„Jad” Martyny Czech w Galerii Bielskiej BWA / ”Venom” by Martyna Czech at Galeria Bielska BWA
For English version scroll down
PL
Wystawa indywidualna prezentująca dorobek malarski z ostatnich dwóch lat Martyny Czech, tegorocznej absolwentki Akademii Sztuk Pięknych w Katowicach, przed dwoma laty laureatki Grand Prix – nagrody Ministra Kultury i Dziedzictwa Narodowego – 42. edycji Biennale Malarstwa Bielska Jesień 2015, organizowanego przez Galerię Bielską BWA. Wystawa jest formą nagrody Dyrektora Galerii Bielskiej BWA, przyznawaną tradycyjnie laureatowi Grand Prix biennale.
W 2015 roku jury ówczesnej edycji bielskiego konkursu doceniło malarskie walory i oryginalność prezentowanych prac młodej artystki, a także ich kompozycyjną prostotę i operowanie elementarnymi kolorami, dostrzegając w nich jednocześnie wielką wizualną siłę. Zwracano uwagę, iż autorka potrafi za pomocą oszczędnych, bliskich prymitywizmowi gestów uzyskiwać niepokojący, magnetyzujący efekt.
Najnowsze prace Martyny Czech, z ostatnich dwóch lat, dają wyraz konsekwentnemu dążeniu artystki do wyrażania poprzez malarstwo trudnych emocji i doświadczeń, wywoływanych przez wydarzenia codzienności, a także krytycznej oceny wielu ludzkich postaw i zachowań.
Bielską wystawę poprzedziły istotne dla młodej artystki nagrody: w czerwcu br. Martyna Czech otrzymała główną nagrodę w kategorii sztuki wizualne w konkursie Programu 3 Polskiego Radia „Talenty Trójki”, nagradzającego najbardziej obiecujących młodych twórców – nagrodzono artystkę za jej „dezynwolturę i odwagę w sięganiu po różne języki i tradycje malarskie; świeżość ikonograficzną, drapieżność oraz nieoczywistość, która sprawia że z zaciekawieniem oczekuje się na kolejne obrazy”; w lipcu br. trafiła do grona 15 finalistów Biennale Sztuki Młodych Rybie Oko 9, organizowanego przez Bałtycką Galerię Sztuki Współczesnej w Słupsku (5 października 2017 roku ogłoszone zostaną nazwiska laureatów głównych nagród).

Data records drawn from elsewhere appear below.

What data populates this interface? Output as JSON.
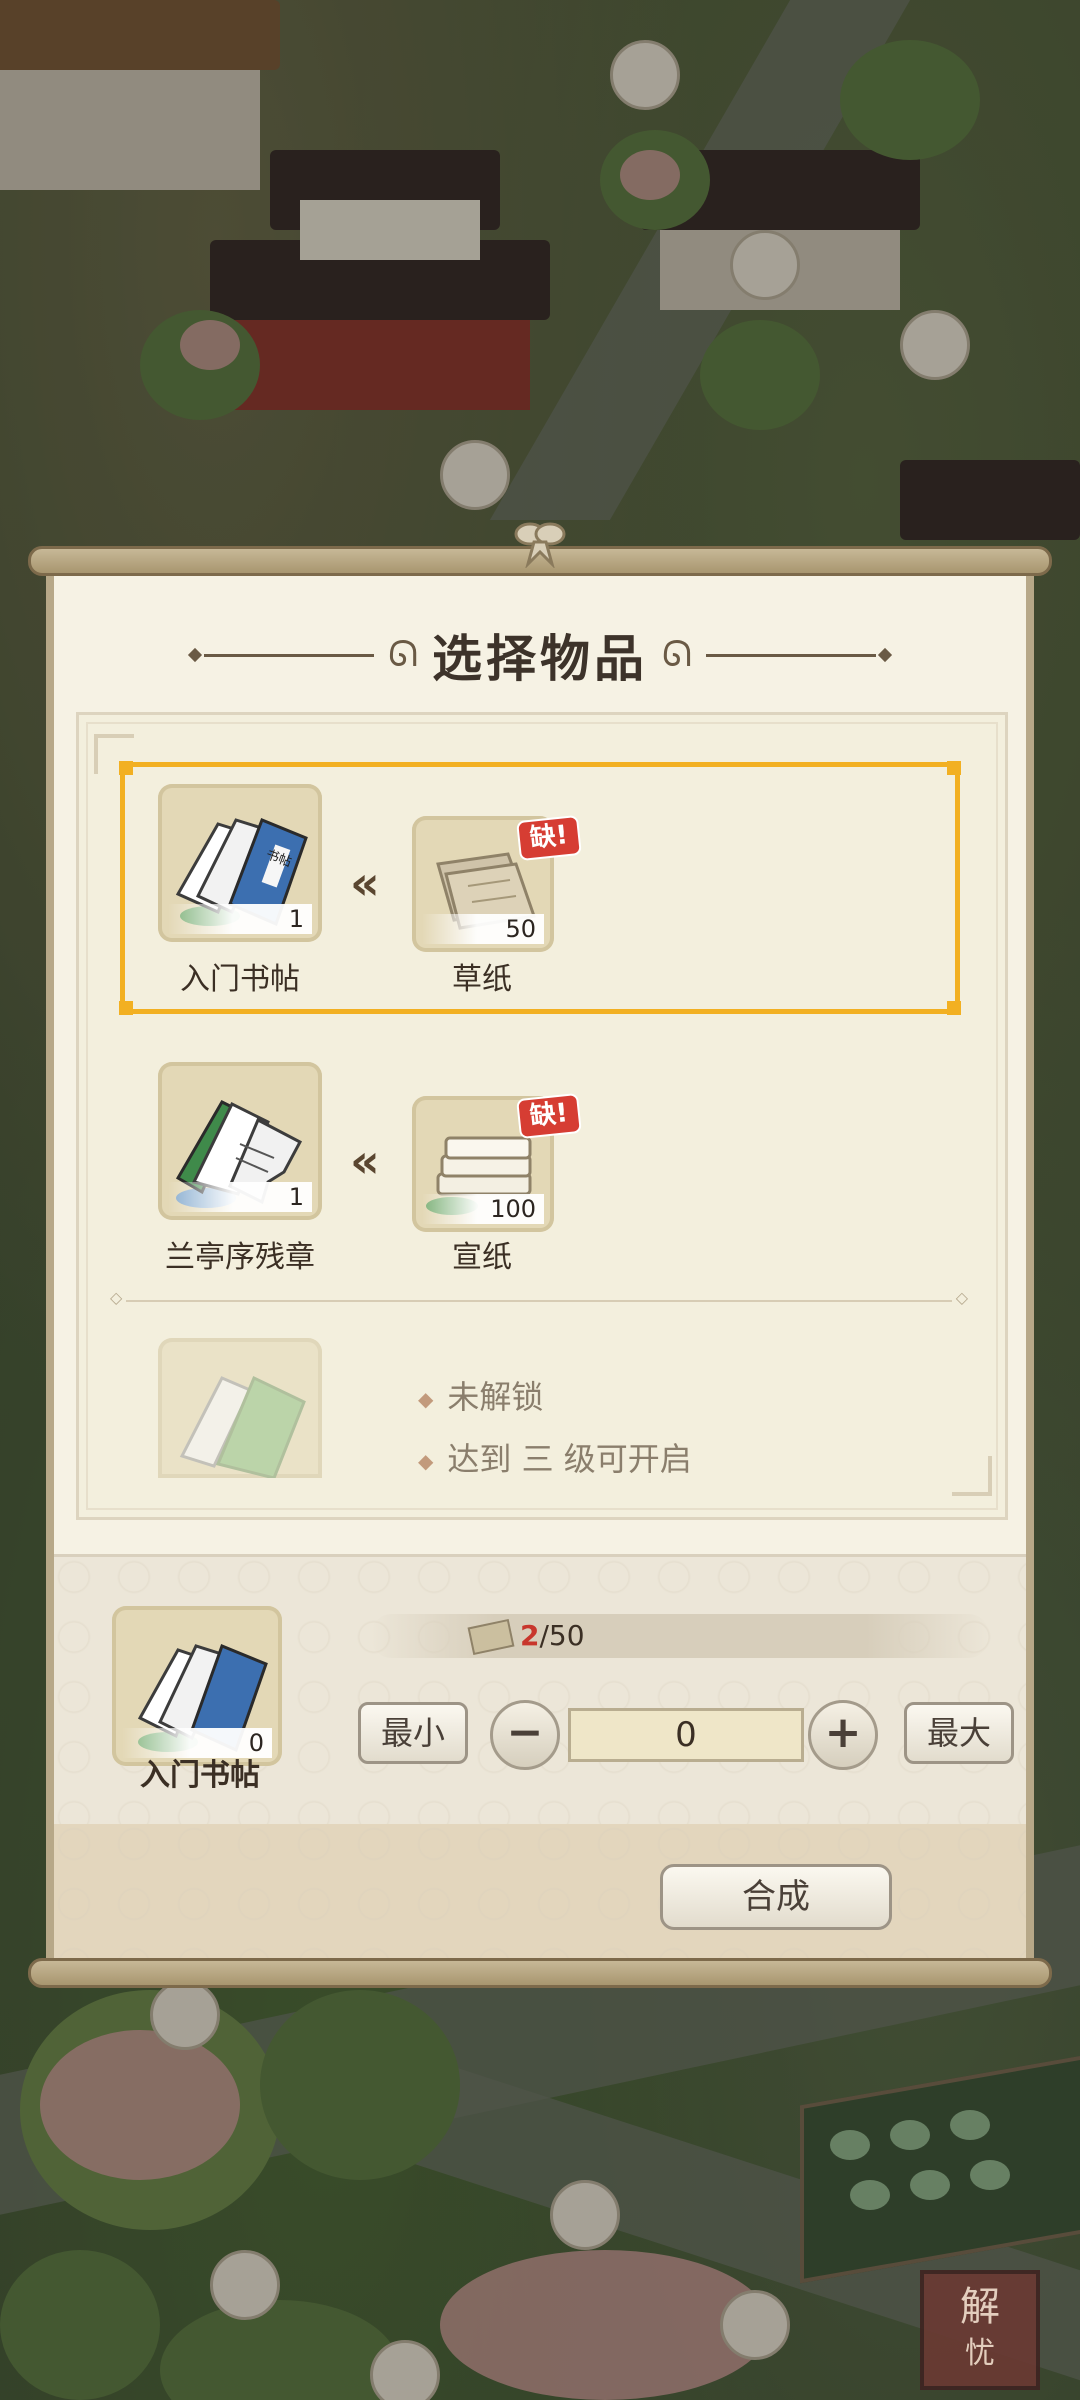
{
  "dialog": {
    "title": "选择物品"
  },
  "recipes": [
    {
      "product": {
        "name": "入门书帖",
        "count": "1",
        "icon": "blue-calligraphy-book-icon",
        "cover_text": "书帖"
      },
      "material": {
        "name": "草纸",
        "count": "50",
        "icon": "rough-paper-icon",
        "lack_badge": "缺!"
      },
      "selected": true
    },
    {
      "product": {
        "name": "兰亭序残章",
        "count": "1",
        "icon": "torn-green-book-icon"
      },
      "material": {
        "name": "宣纸",
        "count": "100",
        "icon": "xuan-paper-stack-icon",
        "lack_badge": "缺!"
      },
      "selected": false
    }
  ],
  "locked_recipe": {
    "icon": "locked-green-book-icon",
    "status": "未解锁",
    "requirement": "达到 三 级可开启"
  },
  "craft_panel": {
    "selected_name": "入门书帖",
    "selected_count": "0",
    "material_have": "2",
    "material_sep": "/",
    "material_need": "50",
    "min_label": "最小",
    "max_label": "最大",
    "minus_label": "−",
    "plus_label": "+",
    "quantity": "0",
    "craft_label": "合成"
  },
  "corner_seal": {
    "text_top": "解",
    "text_bottom": "忧"
  },
  "colors": {
    "selection": "#f2b022",
    "lack_badge": "#d63d33",
    "paper": "#f6f2e4",
    "accent_text": "#c8362c"
  }
}
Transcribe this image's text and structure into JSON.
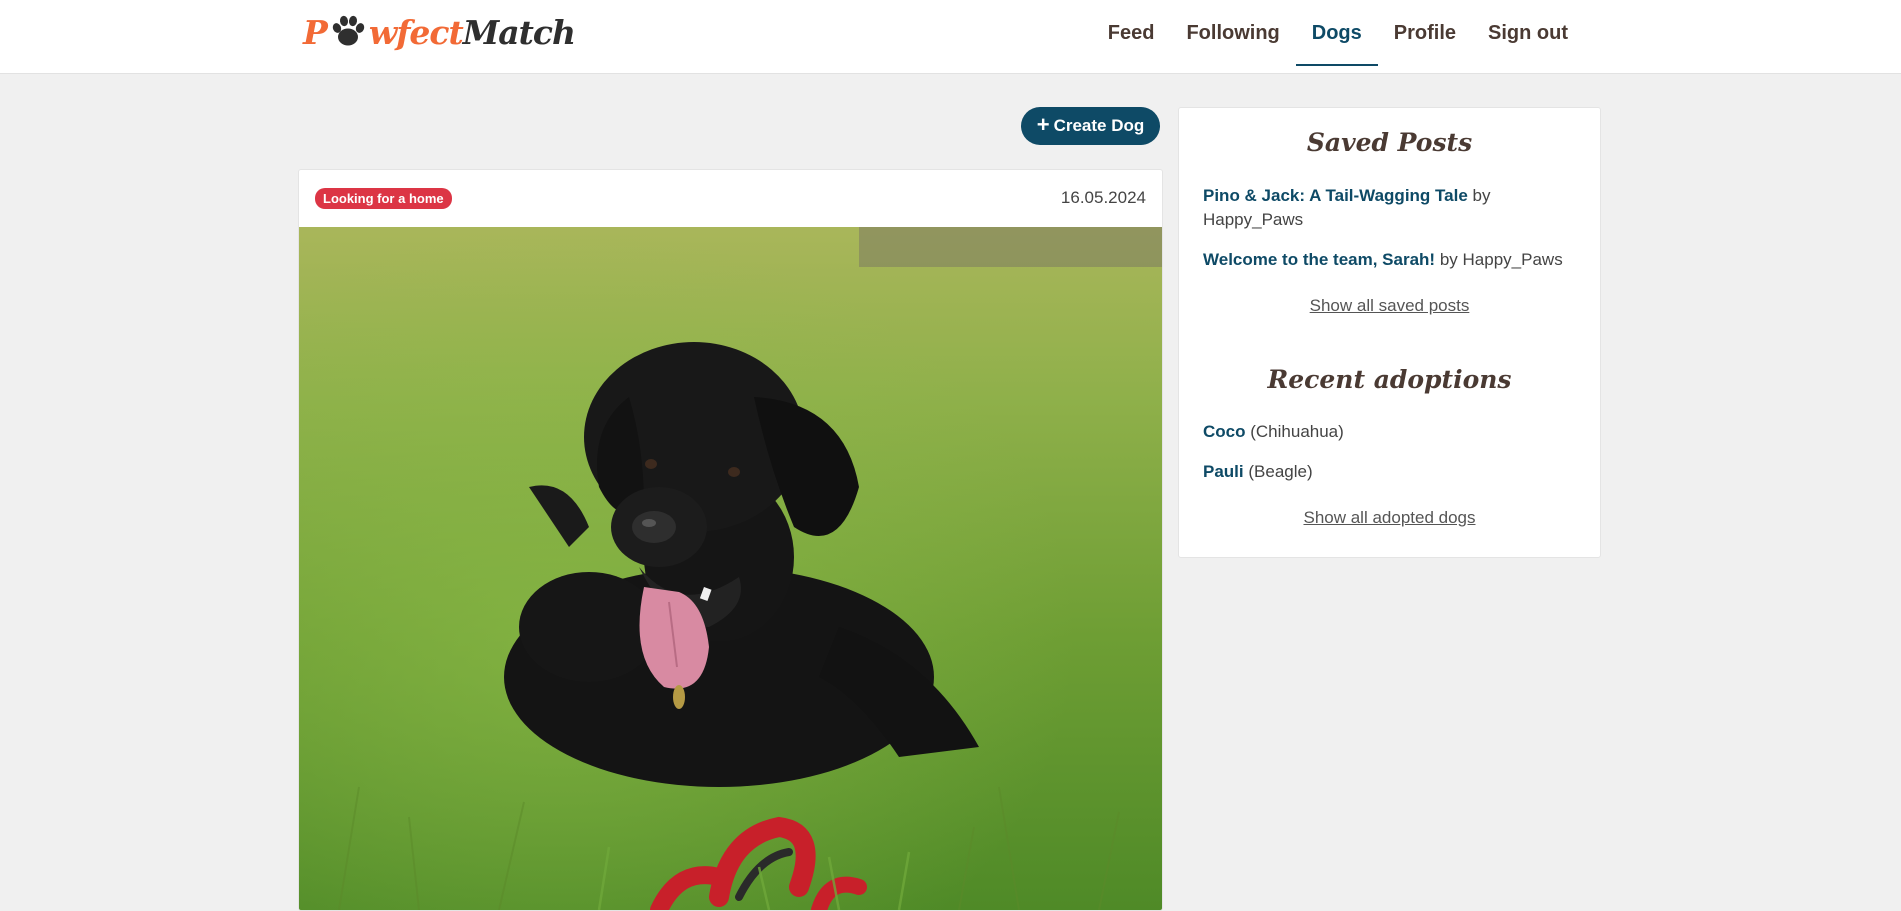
{
  "brand": {
    "logo_part1": "P",
    "logo_part2": "wfect",
    "logo_part3": "Match",
    "icon": "paw-icon",
    "accent_color": "#f26a36"
  },
  "nav": {
    "items": [
      {
        "label": "Feed"
      },
      {
        "label": "Following"
      },
      {
        "label": "Dogs",
        "active": true
      },
      {
        "label": "Profile"
      },
      {
        "label": "Sign out"
      }
    ],
    "active_color": "#0e4a66"
  },
  "toolbar": {
    "create_label": "Create Dog",
    "create_icon": "plus-icon"
  },
  "post": {
    "status_badge": "Looking for a home",
    "badge_color": "#dc3545",
    "date": "16.05.2024",
    "image": "black-labrador-on-grass"
  },
  "sidebar": {
    "saved_title": "Saved Posts",
    "saved_posts": [
      {
        "title": "Pino & Jack: A Tail-Wagging Tale",
        "by": "by",
        "author": "Happy_Paws"
      },
      {
        "title": "Welcome to the team, Sarah!",
        "by": "by",
        "author": "Happy_Paws"
      }
    ],
    "show_saved": "Show all saved posts",
    "recent_title": "Recent adoptions",
    "adoptions": [
      {
        "name": "Coco",
        "breed": "(Chihuahua)"
      },
      {
        "name": "Pauli",
        "breed": "(Beagle)"
      }
    ],
    "show_adopted": "Show all adopted dogs"
  }
}
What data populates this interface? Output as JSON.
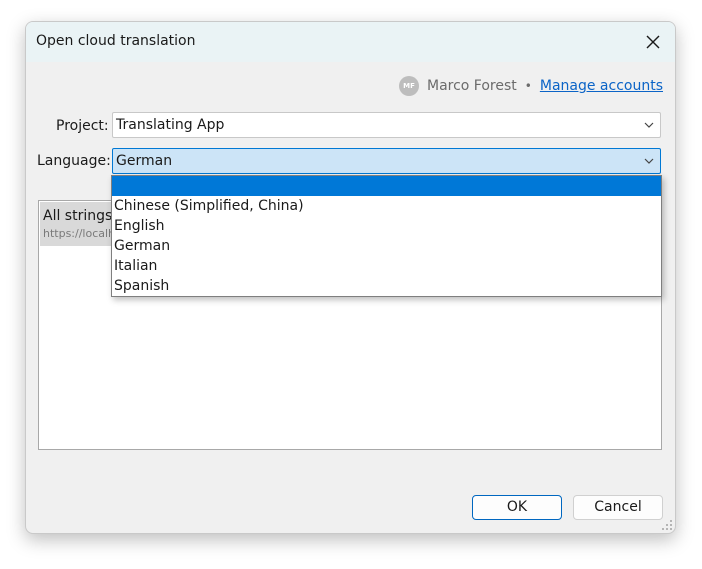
{
  "window": {
    "title": "Open cloud translation",
    "close_glyph": "close-icon"
  },
  "account": {
    "initials": "MF",
    "user_name": "Marco Forest",
    "separator": "•",
    "manage_label": "Manage accounts"
  },
  "project": {
    "label": "Project:",
    "value": "Translating App"
  },
  "language": {
    "label": "Language:",
    "value": "German",
    "options": [
      "",
      "Chinese (Simplified, China)",
      "English",
      "German",
      "Italian",
      "Spanish"
    ],
    "highlighted_index": 0
  },
  "list": {
    "items": [
      {
        "title": "All strings",
        "url": "https://localh"
      }
    ]
  },
  "buttons": {
    "ok_label": "OK",
    "cancel_label": "Cancel"
  },
  "colors": {
    "accent": "#0078d7",
    "link": "#0b64c7",
    "focus_fill": "#cce4f7"
  }
}
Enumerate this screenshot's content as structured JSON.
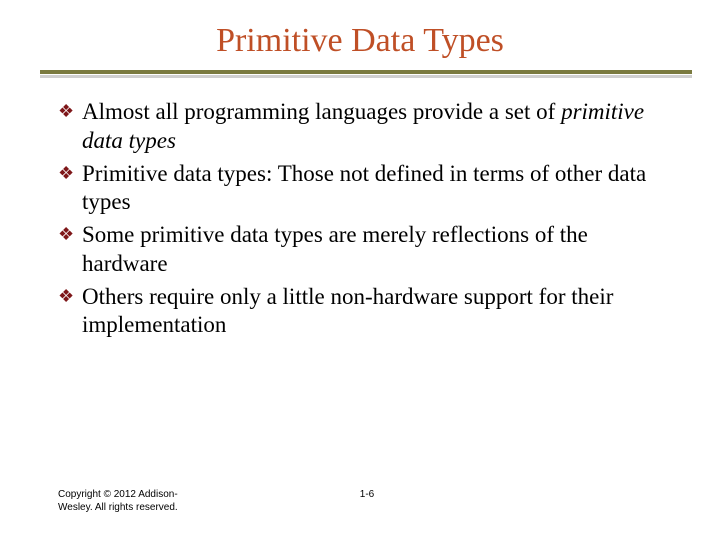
{
  "title": "Primitive Data Types",
  "bullets": [
    {
      "pre": "Almost all programming languages provide a set of ",
      "em": "primitive data types",
      "post": ""
    },
    {
      "pre": "Primitive data types: Those not defined in terms of other data types",
      "em": "",
      "post": ""
    },
    {
      "pre": "Some primitive data types are merely reflections of the hardware",
      "em": "",
      "post": ""
    },
    {
      "pre": "Others require only a little non-hardware support for their implementation",
      "em": "",
      "post": ""
    }
  ],
  "footer": {
    "copyright": "Copyright © 2012 Addison-Wesley. All rights reserved.",
    "page": "1-6"
  }
}
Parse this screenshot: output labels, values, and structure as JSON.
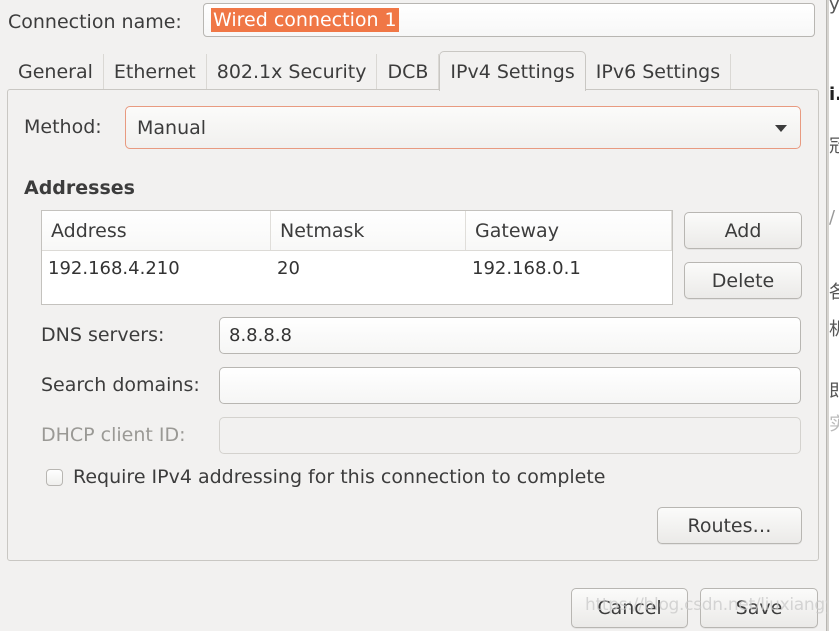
{
  "dialog": {
    "connection_name_label": "Connection name:",
    "connection_name_value": "Wired connection 1",
    "selection_color": "#f07746"
  },
  "tabs": [
    {
      "label": "General",
      "active": false
    },
    {
      "label": "Ethernet",
      "active": false
    },
    {
      "label": "802.1x Security",
      "active": false
    },
    {
      "label": "DCB",
      "active": false
    },
    {
      "label": "IPv4 Settings",
      "active": true
    },
    {
      "label": "IPv6 Settings",
      "active": false
    }
  ],
  "ipv4": {
    "method_label": "Method:",
    "method_value": "Manual",
    "addresses_heading": "Addresses",
    "table": {
      "columns": [
        "Address",
        "Netmask",
        "Gateway"
      ],
      "rows": [
        [
          "192.168.4.210",
          "20",
          "192.168.0.1"
        ]
      ]
    },
    "add_button": "Add",
    "delete_button": "Delete",
    "dns_label": "DNS servers:",
    "dns_value": "8.8.8.8",
    "search_domains_label": "Search domains:",
    "search_domains_value": "",
    "dhcp_client_id_label": "DHCP client ID:",
    "dhcp_client_id_value": "",
    "require_ipv4_label": "Require IPv4 addressing for this connection to complete",
    "require_ipv4_checked": false,
    "routes_button": "Routes…"
  },
  "footer": {
    "cancel_button": "Cancel",
    "save_button": "Save"
  },
  "watermark": "https://blog.csdn.net/liuxiangyang_",
  "background_fragments": [
    "y",
    "i.",
    "冠",
    "/ x",
    "各",
    "机",
    "即",
    "实"
  ]
}
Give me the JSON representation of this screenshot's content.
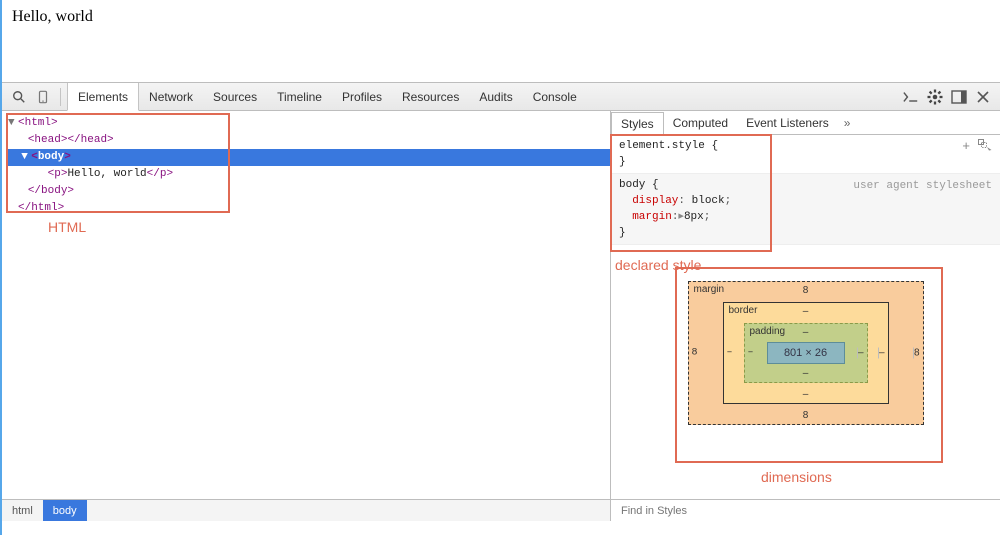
{
  "page": {
    "content": "Hello, world"
  },
  "toolbar": {
    "tabs": [
      "Elements",
      "Network",
      "Sources",
      "Timeline",
      "Profiles",
      "Resources",
      "Audits",
      "Console"
    ],
    "active_tab_index": 0
  },
  "dom": {
    "lines": [
      {
        "indent": 0,
        "tri": "▼",
        "open": "html",
        "close": "",
        "text": "",
        "selected": false
      },
      {
        "indent": 1,
        "tri": "",
        "open": "head",
        "close": "head",
        "text": "",
        "selected": false
      },
      {
        "indent": 1,
        "tri": "▼",
        "open": "body",
        "close": "",
        "text": "",
        "selected": true
      },
      {
        "indent": 2,
        "tri": "",
        "open": "p",
        "close": "p",
        "text": "Hello, world",
        "selected": false
      },
      {
        "indent": 1,
        "tri": "",
        "open": "",
        "close": "body",
        "text": "",
        "selected": false
      },
      {
        "indent": 0,
        "tri": "",
        "open": "",
        "close": "html",
        "text": "",
        "selected": false
      }
    ]
  },
  "right_tabs": {
    "items": [
      "Styles",
      "Computed",
      "Event Listeners"
    ],
    "active_index": 0,
    "overflow": "»"
  },
  "styles": {
    "element_style": {
      "selector": "element.style",
      "open": "{",
      "close": "}"
    },
    "body_rule": {
      "selector": "body",
      "open": "{",
      "close": "}",
      "lines": [
        {
          "prop": "display",
          "val": "block"
        },
        {
          "prop": "margin",
          "tri": "▸",
          "val": "8px"
        }
      ],
      "source_label": "user agent stylesheet"
    }
  },
  "boxmodel": {
    "labels": {
      "margin": "margin",
      "border": "border",
      "padding": "padding"
    },
    "margin": {
      "top": "8",
      "right": "8",
      "bottom": "8",
      "left": "8"
    },
    "border": {
      "top": "–",
      "right": "–",
      "bottom": "–",
      "left": "–"
    },
    "padding": {
      "top": "–",
      "right": "–",
      "bottom": "–",
      "left": "–"
    },
    "content": "801 × 26"
  },
  "breadcrumb": {
    "items": [
      "html",
      "body"
    ],
    "active_index": 1
  },
  "find": {
    "placeholder": "Find in Styles"
  },
  "annotations": {
    "html_label": "HTML",
    "declared_label": "declared style",
    "dimensions_label": "dimensions"
  }
}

Wystawa Jad w Bielsku-Białej i towarzyszący jej katalog będą pierwszą tak szeroką prezentacją twórczości Martyny Czech.
„Od ogłoszenia wyników Bielskiej Jesieni okazało się, że dzięki „spokojnej głowie”, wolnej od ciągłych zmartwień związanych ze zdobywaniem materiałów i pieniędzy, mogę jeszcze intensywniej malować, rozwijać się, doskonalić warsztat, próbować innych środków przekazu, skupić się na przygotowaniu do obrony tytułu magistra. Bez aspektu finansowego konkursu nie było by to możliwe.
Nagroda utwierdziła mnie w przekonaniu i w wierze w samą siebie; w to, co robię. Zyskałam więcej pewności siebie i mimo iż nadal nie rozumiem świata ludzi, jest mi łatwiej w nim funkcjonować bez podkulonego ogona”.
Martyna Czech
„W dobie przeteoretyzowanych wypowiedzi artystycznych jej malarstwo działa jak cios w szczękę; po lekkim zamroczeniu zaczynamy trochę inaczej patrzeć na świat. Podobnie jak Wilhelm Sasnal, którego wygrana w Bielskiej Jesieni w 1999 roku wzmocniła w decyzji pozostania przy malarstwie, tak i Martyna Czech, również urodzona w Tarnowie, podkreśla, że Grand Prix dało jej komfort skupienia się wyłącznie na malowaniu. Kuratorem wystawy indywidualnej nowych prac Martyny Czech, planowanej na wrzesień tego roku w Galerii Bielskiej BWA, jest Jakub Banasiak, który już jako juror zwrócił uwagę na jej malarstwo. Z zaciekawieniem oczekujemy owoców tej niebanalnej współpracy”.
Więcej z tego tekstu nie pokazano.